In the case of Social Feed Manager, it is for control over which WARC a request is recorded to.

trifle commented 8 years ago

@ikreymer I'd certainly love to see such an architecture! (see #19)

Yes, a context manager would be for creating WARC files for a very small number of requests.

I guess the single-shot WARCs are a question of your scope: Where in web archiving your base units might be sites/domains that are crawled on one go, some people require control, error handling and access on a page level.

Projects such as perma will create one WARC per single webpage, since they archive individual articles and do one at a time. I'm a mass communication researcher (probably the same crowd that @justinlittman works with), which means that I routinely collect large (100s to 10000s) batches of articles spanning many domains. In most cases, the discovery process is not a crawl with a somewhat predictable frontier but rather external batch or stream evens (think twitter).

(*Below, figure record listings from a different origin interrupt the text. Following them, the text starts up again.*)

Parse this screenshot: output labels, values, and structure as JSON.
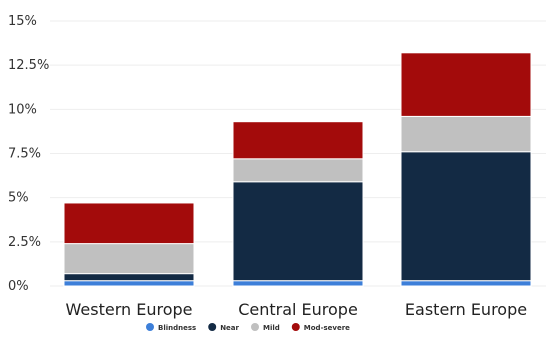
{
  "chart_data": {
    "type": "bar",
    "stacked": true,
    "categories": [
      "Western Europe",
      "Central Europe",
      "Eastern Europe"
    ],
    "series": [
      {
        "name": "Blindness",
        "values": [
          0.3,
          0.3,
          0.3
        ],
        "color": "#3d7fd9"
      },
      {
        "name": "Near",
        "values": [
          0.4,
          5.6,
          7.3
        ],
        "color": "#132a44"
      },
      {
        "name": "Mild",
        "values": [
          1.7,
          1.3,
          2.0
        ],
        "color": "#c0c0c0"
      },
      {
        "name": "Mod-severe",
        "values": [
          2.3,
          2.1,
          3.6
        ],
        "color": "#a30b0b"
      }
    ],
    "ylim": [
      0,
      15
    ],
    "y_ticks": [
      0,
      2.5,
      5,
      7.5,
      10,
      12.5,
      15
    ],
    "y_tick_labels": [
      "0%",
      "2.5%",
      "5%",
      "7.5%",
      "10%",
      "12.5%",
      "15%"
    ],
    "grid": true,
    "legend": "bottom"
  }
}
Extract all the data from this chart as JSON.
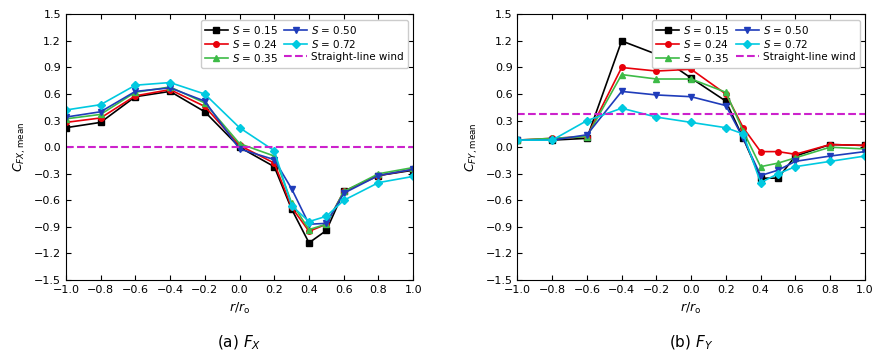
{
  "x_values": [
    -1.0,
    -0.8,
    -0.6,
    -0.4,
    -0.2,
    0.0,
    0.2,
    0.3,
    0.4,
    0.5,
    0.6,
    0.8,
    1.0
  ],
  "fx_S015": [
    0.22,
    0.28,
    0.57,
    0.63,
    0.4,
    0.0,
    -0.22,
    -0.7,
    -1.08,
    -0.94,
    -0.5,
    -0.32,
    -0.26
  ],
  "fx_S024": [
    0.28,
    0.33,
    0.58,
    0.65,
    0.46,
    0.02,
    -0.18,
    -0.68,
    -0.95,
    -0.87,
    -0.5,
    -0.32,
    -0.25
  ],
  "fx_S035": [
    0.32,
    0.37,
    0.62,
    0.68,
    0.5,
    0.04,
    -0.1,
    -0.63,
    -0.93,
    -0.87,
    -0.5,
    -0.3,
    -0.23
  ],
  "fx_S050": [
    0.34,
    0.4,
    0.63,
    0.67,
    0.52,
    -0.02,
    -0.14,
    -0.47,
    -0.87,
    -0.86,
    -0.52,
    -0.32,
    -0.25
  ],
  "fx_S072": [
    0.42,
    0.48,
    0.7,
    0.73,
    0.6,
    0.22,
    -0.04,
    -0.66,
    -0.84,
    -0.78,
    -0.6,
    -0.4,
    -0.33
  ],
  "fy_S015": [
    0.08,
    0.08,
    0.1,
    1.2,
    1.05,
    0.78,
    0.52,
    0.1,
    -0.35,
    -0.35,
    -0.1,
    0.03,
    0.02
  ],
  "fy_S024": [
    0.08,
    0.1,
    0.12,
    0.9,
    0.86,
    0.88,
    0.6,
    0.22,
    -0.05,
    -0.05,
    -0.08,
    0.03,
    0.02
  ],
  "fy_S035": [
    0.08,
    0.1,
    0.12,
    0.82,
    0.77,
    0.77,
    0.62,
    0.18,
    -0.22,
    -0.18,
    -0.12,
    0.0,
    -0.02
  ],
  "fy_S050": [
    0.08,
    0.08,
    0.14,
    0.63,
    0.59,
    0.57,
    0.47,
    0.1,
    -0.32,
    -0.26,
    -0.16,
    -0.1,
    -0.05
  ],
  "fy_S072": [
    0.08,
    0.08,
    0.3,
    0.44,
    0.34,
    0.28,
    0.22,
    0.15,
    -0.4,
    -0.3,
    -0.22,
    -0.16,
    -0.1
  ],
  "straight_line_fx": 0.0,
  "straight_line_fy": 0.37,
  "colors": {
    "S015": "#000000",
    "S024": "#e8000a",
    "S035": "#3dbb47",
    "S050": "#1f3cba",
    "S072": "#00c9e0"
  },
  "markers": {
    "S015": "s",
    "S024": "o",
    "S035": "^",
    "S050": "v",
    "S072": "D"
  },
  "labels": {
    "S015": "$S$ = 0.15",
    "S024": "$S$ = 0.24",
    "S035": "$S$ = 0.35",
    "S050": "$S$ = 0.50",
    "S072": "$S$ = 0.72",
    "straight": "Straight-line wind"
  },
  "ylabel_fx": "$C_{FX,\\mathrm{mean}}$",
  "ylabel_fy": "$C_{FY,\\mathrm{mean}}$",
  "xlabel": "$r/r_{\\mathrm{o}}$",
  "title_a": "(a) $F_X$",
  "title_b": "(b) $F_Y$",
  "ylim": [
    -1.5,
    1.5
  ],
  "xlim": [
    -1.0,
    1.0
  ],
  "yticks": [
    -1.5,
    -1.2,
    -0.9,
    -0.6,
    -0.3,
    0.0,
    0.3,
    0.6,
    0.9,
    1.2,
    1.5
  ],
  "xticks": [
    -1.0,
    -0.8,
    -0.6,
    -0.4,
    -0.2,
    0.0,
    0.2,
    0.4,
    0.6,
    0.8,
    1.0
  ]
}
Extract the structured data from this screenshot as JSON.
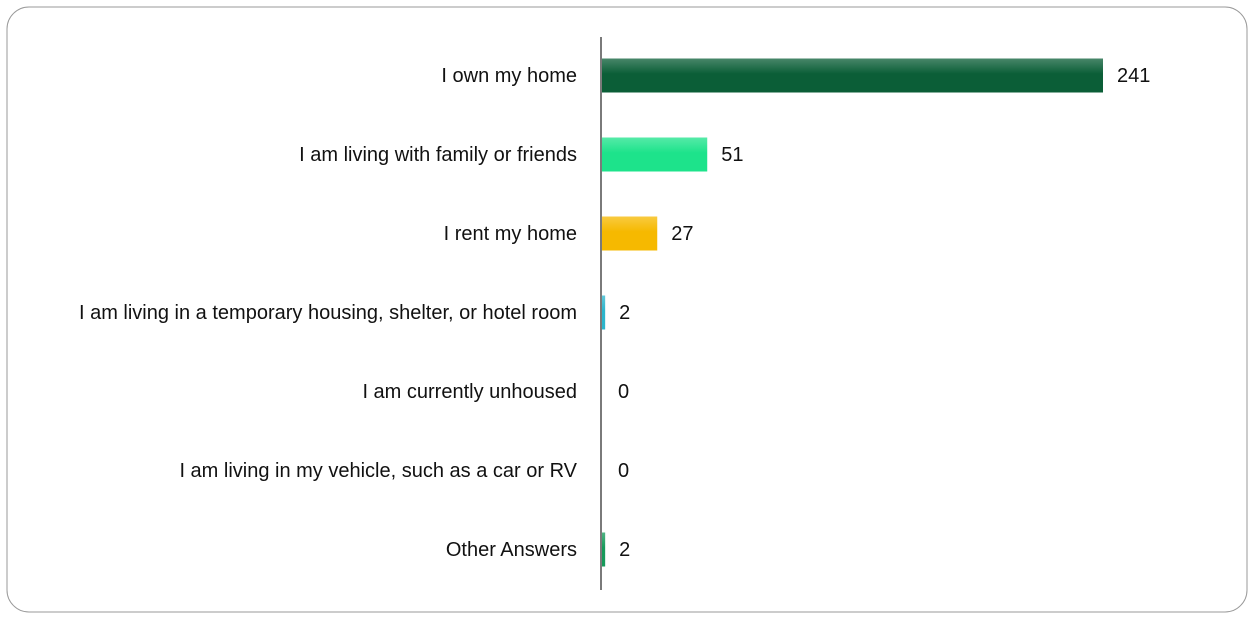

Now, in such a situation it's often quite inconvenient to produce large WARCs: The grouping in terms of time and order of incoming URLs at capture and at access time is probably unpredictable (bursty) and differs a lot. Which means that if I bundle records by domain while recording them but want to query across domains later on, that's going to be complicated.

nlevitt commented 8 years ago

@trifle a pull request against 2.x would be welcome. A pull request against master would also be welcome. Whichever or both. :)

nlevitt commented 8 years ago

@trifle @ilya 2.x supports a special request header called "warcprox-meta", which among a whole bunch of other things, lets you specify the name of the warc file (prefix actually, warcprox will add a serial number). That way you can write many small warcs using one long running warcprox process.

TheTechRobo commented 1 year ago

In my case I have an automated setting with third-party software to perform the actual archival. I'm using warcprox mainly for convenience so I don't have to write my own WARC addition to the software. A context manager would be nice so that I don't have to spawn an additional process for the proxy and could just include it in my (Python-based) code.